CAS authentication and redirects with jQuery AJAX

Question

I've got an HTML page that needs to make requests to a CAS-protected (Central Authentication Service) web service using the jQuery AJAX functions. I've got the following code:

$.ajax({
    type: "GET",
    url: request,
    dataType: "json",
    complete: function(xmlHttp) {
        console.log(xmlHttp);
        alert(xmlHttp.status);
    },
    success: handleRedirects
});

The request variable can be either to the CAS server (https://cas.mydomain.com/login?service=myServiceURL) or directly to the service (which should then redirect back to CAS to get a service ticket). Firebug shows that the request is being made and that it comes back as a 302 redirect. However, the $.ajax() function isn't handling the redirect.

I wrote this function to work around this:

var handleRedirects = function(data, textStatus) {
    console.log(data, textStatus);
    if (data.redirect) {
       console.log("Calling a redirect: " + data.redirect);
       $.get(data.redirect, handleRedirects);
    } else {
        //function that handles the actual data processing
        gotResponse(data);
    }
};

However, even with this, the handleRedirects function never gets called, and the xmlHttp.status always returns 0. It also doesn't look like the cookies are getting sent with the cas.mydomain.com call. (See this question for a similar problem.)

Is this a problem with the AJAX calls not handling redirects, or is there more going on here than meets the eye?

Answer 1

There is indeed more going on than meets the eye.
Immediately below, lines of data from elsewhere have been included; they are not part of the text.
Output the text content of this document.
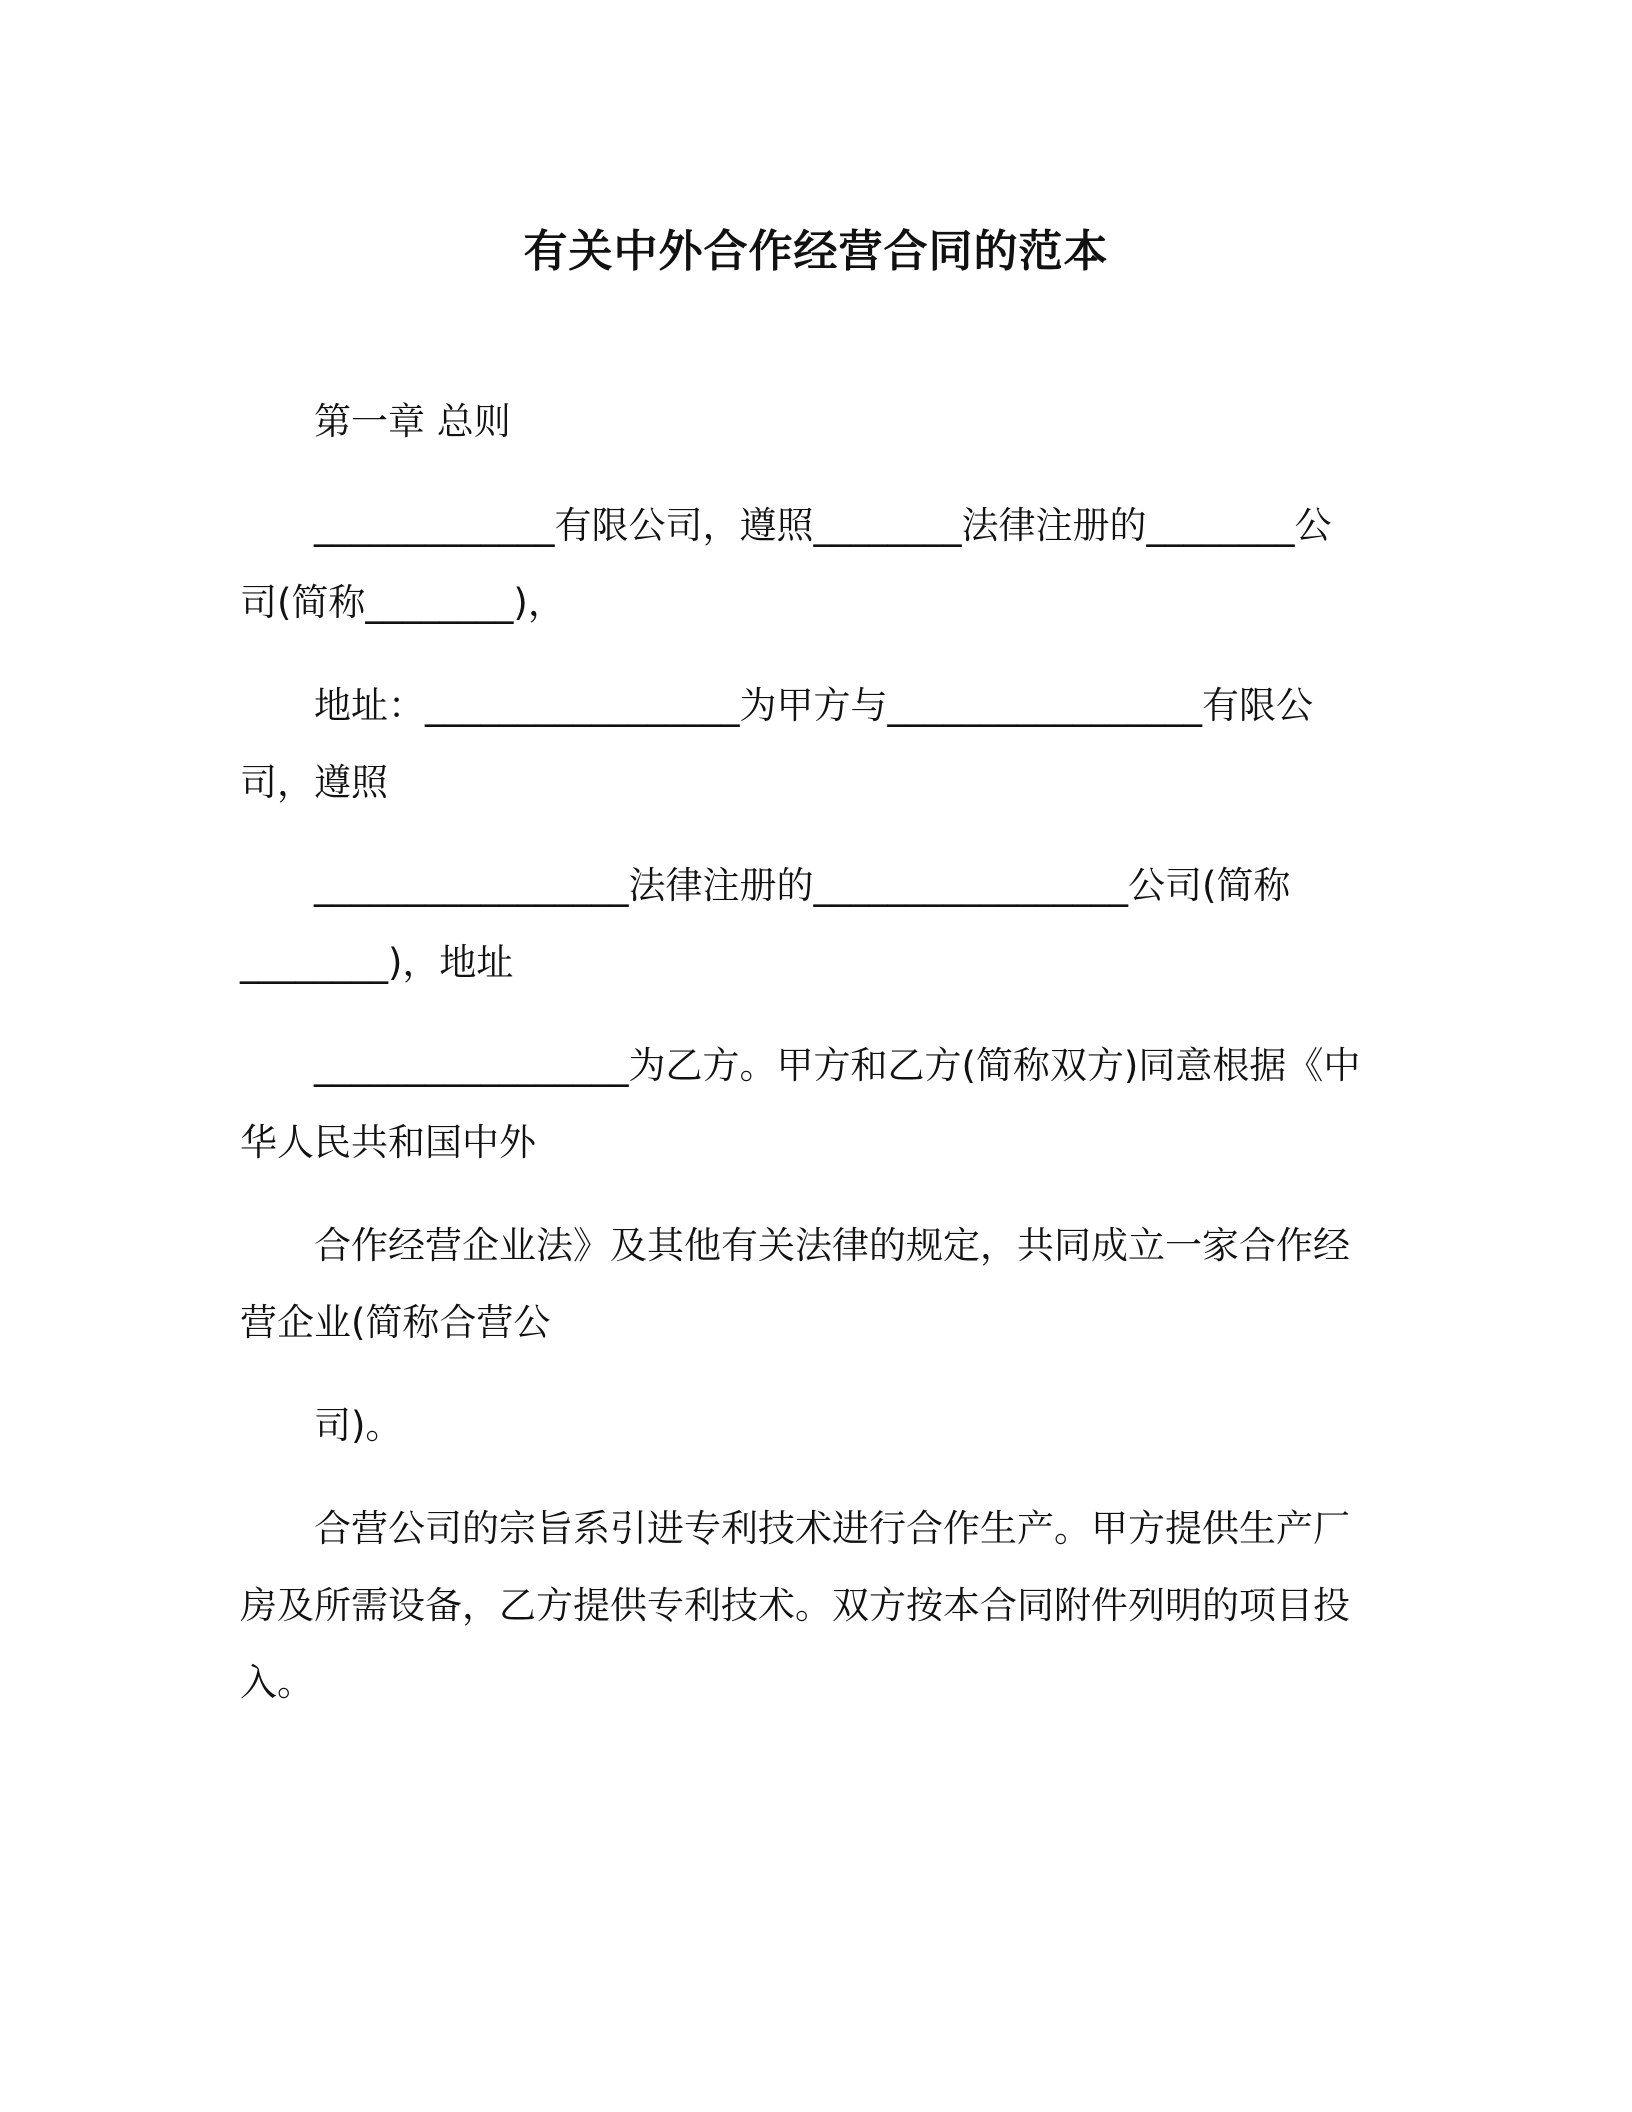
有关中外合作经营合同的范本
第一章 总则
_____________有限公司，遵照________法律注册的________公
司(简称________)，
地址：_________________为甲方与_________________有限公
司，遵照
_________________法律注册的_________________公司(简称
________)，地址
_________________为乙方。甲方和乙方(简称双方)同意根据《中
华人民共和国中外
合作经营企业法》及其他有关法律的规定，共同成立一家合作经
营企业(简称合营公
司)。
合营公司的宗旨系引进专利技术进行合作生产。甲方提供生产厂
房及所需设备，乙方提供专利技术。双方按本合同附件列明的项目投
入。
After some investigation, it appears that jQuery AJAX requests made in this way fail if they're not made to the same subdomain. In this example, requests are being made to cas.mydomain.com from a different server. Even if it is also on mydomain.com, the request will fail because the subdomain doesn't match.

jQuery AJAX does handle redirects properly. I did some testing with scripts on the same subdomain to verify that. In addition, cookies are also passed as you would expect. See my blog post for this research.

Also keep in mind that the protocols must be the same. That is, since cas.mydomain.com is using HTTPS, the page from which you are calling it must also be on HTTPS or the request will fail.